Further evidence: look back to the extended preview or her comments to the press after the UFC 207 faceoff. She said, for what must be the twentieth time, "I don't come to this sport to be famous. I come to be the best in the world…. I want to be the best and be normal."

There it was again: normal. You can hear UFC marketing strategists grumbling. She expanded on her objective outside the octagon during our call: "Whatever the UFC wants to do, they can do, I don't care. I want to be happy. I want to be a champion for as long as I can and enjoy my life. I don't want to travel so much; I hate airplanes, hate travel. I really like to be at my house, enjoying my life with my girlfriend, and that's it. I don't really like to be this person like Ronda Rousey is right now. I don't think she's that happy, you know?"

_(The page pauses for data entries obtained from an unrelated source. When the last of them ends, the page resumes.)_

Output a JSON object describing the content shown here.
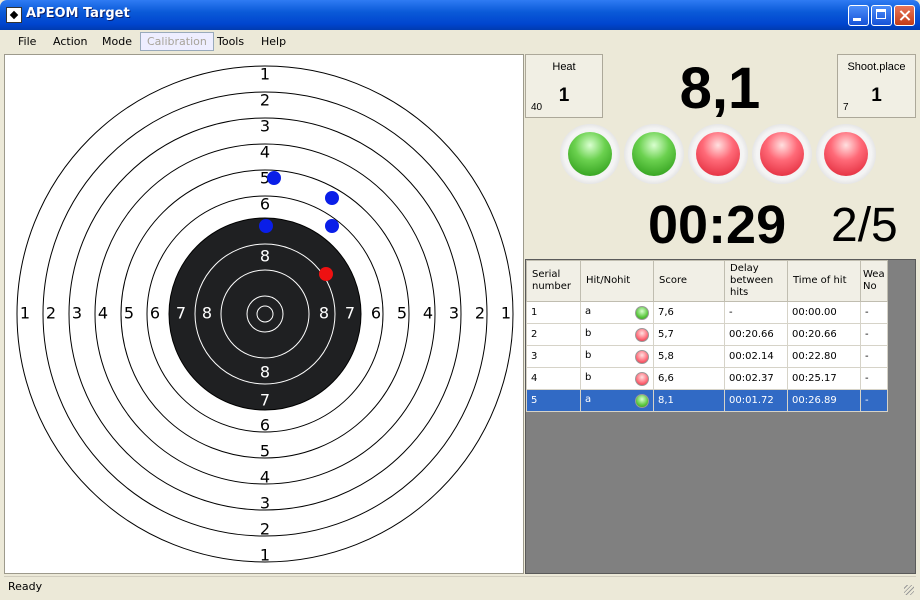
{
  "window": {
    "title": "APEOM Target"
  },
  "menu": [
    "File",
    "Action",
    "Mode",
    "Calibration",
    "Tools",
    "Help"
  ],
  "menu_disabled": "Calibration",
  "target": {
    "ring_numbers_top": [
      "1",
      "2",
      "3",
      "4",
      "5",
      "6"
    ],
    "ring_numbers_bottom": [
      "8",
      "7",
      "6",
      "5",
      "4",
      "3",
      "2",
      "1"
    ],
    "ring_numbers_left": [
      "1",
      "2",
      "3",
      "4",
      "5",
      "6",
      "7",
      "8"
    ],
    "ring_numbers_right": [
      "8",
      "7",
      "6",
      "5",
      "4",
      "3",
      "2",
      "1"
    ],
    "inner_top": "8",
    "shots": [
      {
        "color": "blue"
      },
      {
        "color": "blue"
      },
      {
        "color": "blue"
      },
      {
        "color": "blue"
      },
      {
        "color": "red"
      }
    ]
  },
  "heat": {
    "label": "Heat",
    "value": "1",
    "corner": "40"
  },
  "shoot_place": {
    "label": "Shoot.place",
    "value": "1",
    "corner": "7"
  },
  "current_score": "8,1",
  "indicators": [
    "green",
    "green",
    "red",
    "red",
    "red"
  ],
  "timer": "00:29",
  "shot_counter": "2/5",
  "table": {
    "headers": [
      "Serial number",
      "Hit/Nohit",
      "Score",
      "Delay between hits",
      "Time of hit",
      "Wea No"
    ],
    "rows": [
      {
        "serial": "1",
        "hit": "a",
        "led": "green",
        "score": "7,6",
        "delay": "-",
        "time": "00:00.00",
        "wea": "-"
      },
      {
        "serial": "2",
        "hit": "b",
        "led": "red",
        "score": "5,7",
        "delay": "00:20.66",
        "time": "00:20.66",
        "wea": "-"
      },
      {
        "serial": "3",
        "hit": "b",
        "led": "red",
        "score": "5,8",
        "delay": "00:02.14",
        "time": "00:22.80",
        "wea": "-"
      },
      {
        "serial": "4",
        "hit": "b",
        "led": "red",
        "score": "6,6",
        "delay": "00:02.37",
        "time": "00:25.17",
        "wea": "-"
      },
      {
        "serial": "5",
        "hit": "a",
        "led": "green",
        "score": "8,1",
        "delay": "00:01.72",
        "time": "00:26.89",
        "wea": "-"
      }
    ],
    "selected_row": 4
  },
  "status": "Ready",
  "colors": {
    "selection": "#316ac5",
    "target_black": "#1f2022",
    "shot_blue": "#0a1ee8",
    "shot_red": "#ee1111"
  }
}
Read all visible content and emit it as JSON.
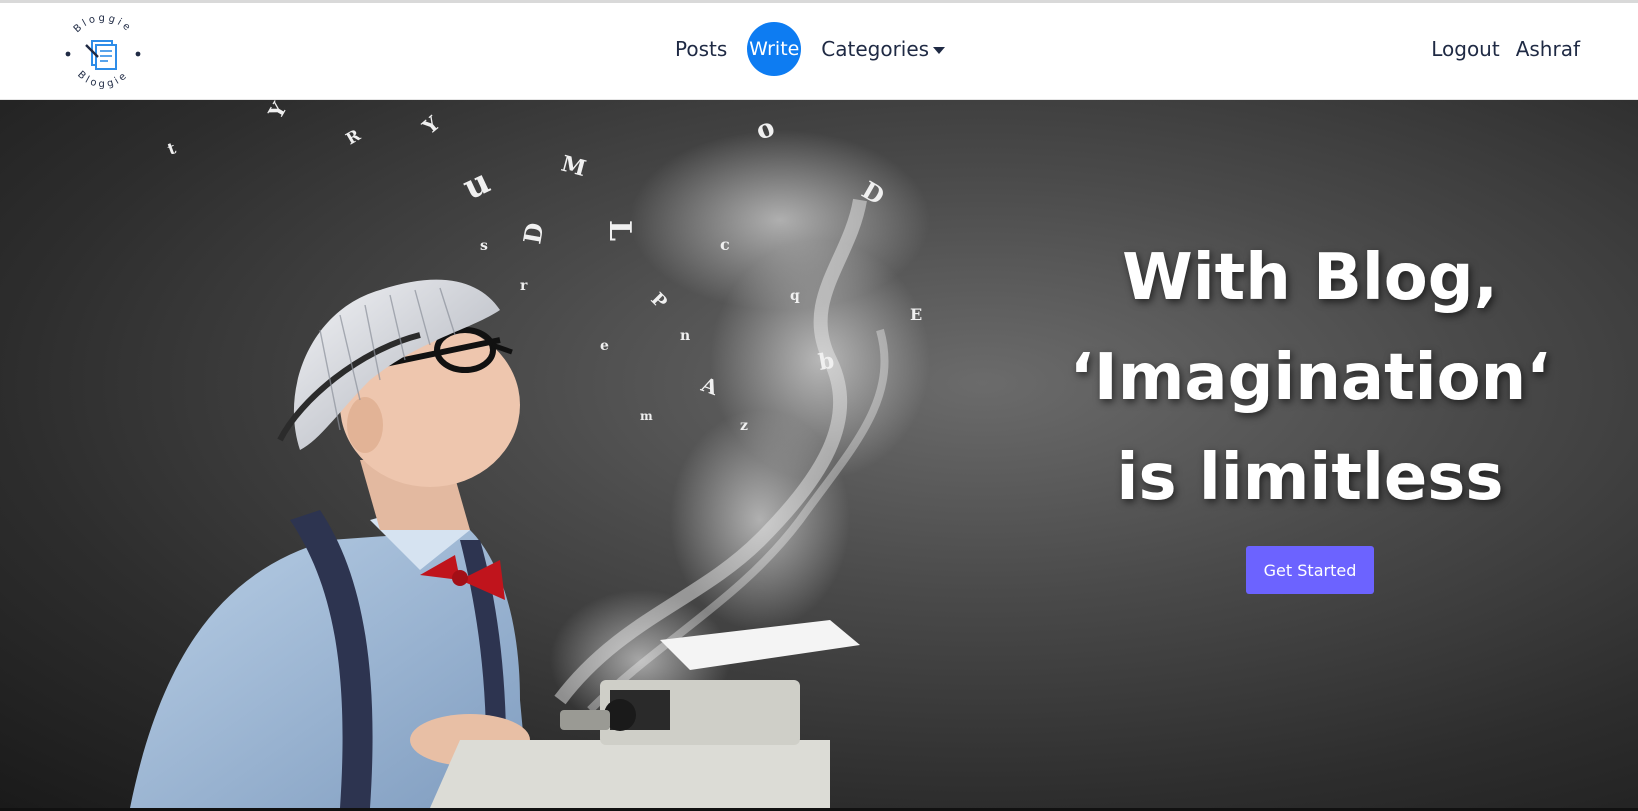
{
  "brand": {
    "logo_ring_text_top": "Bloggie",
    "logo_ring_text_bottom": "Bloggie",
    "logo_icon": "document-pen-icon",
    "accent_color": "#0d7cf2"
  },
  "nav": {
    "posts": "Posts",
    "write": "Write",
    "categories": "Categories",
    "logout": "Logout",
    "user": "Ashraf"
  },
  "hero": {
    "headline_line1": "With Blog,",
    "headline_line2": "‘Imagination‘",
    "headline_line3": "is limitless",
    "cta_label": "Get Started",
    "cta_color": "#6c63ff"
  }
}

Now, even if Rousey does reclaim the belt, she too has hinted at turning down the volume on the circus of fight promotion. In a highly personal feature in ESPN the Magazine's holiday issue, Ramona Shelburne laid out how Rousey is done saying yes to everything—"Because damn, she really spent way too much energy trying to put on a show last time." It seems Rousey is coming back to mixed martial arts for the sport and giving the finger to the spectacle. She wants to regain a semblance of normalcy now that she's completed her task of building the women's division.

With a more normal Rousey, and while still betting on an "And Still…" Nunes, what sort of future can viewers expect with an undisputed Nunes and retirement-ready Rousey? For the first time, the UFC women's side will inhabit a place where its true leader wants to talk about the nuances of Brazilian jiu jitsu instead of the fakeness of their opponent. And while the raucous theatre of the fights will live on, the electric strobe lights might dim as the champion seeks to supplant spectacle with sport. And the UFC just might become a more respected feat of athleticism because of it.

Oh, and Nunes will probably get a website. But I kind of hope she doesn't.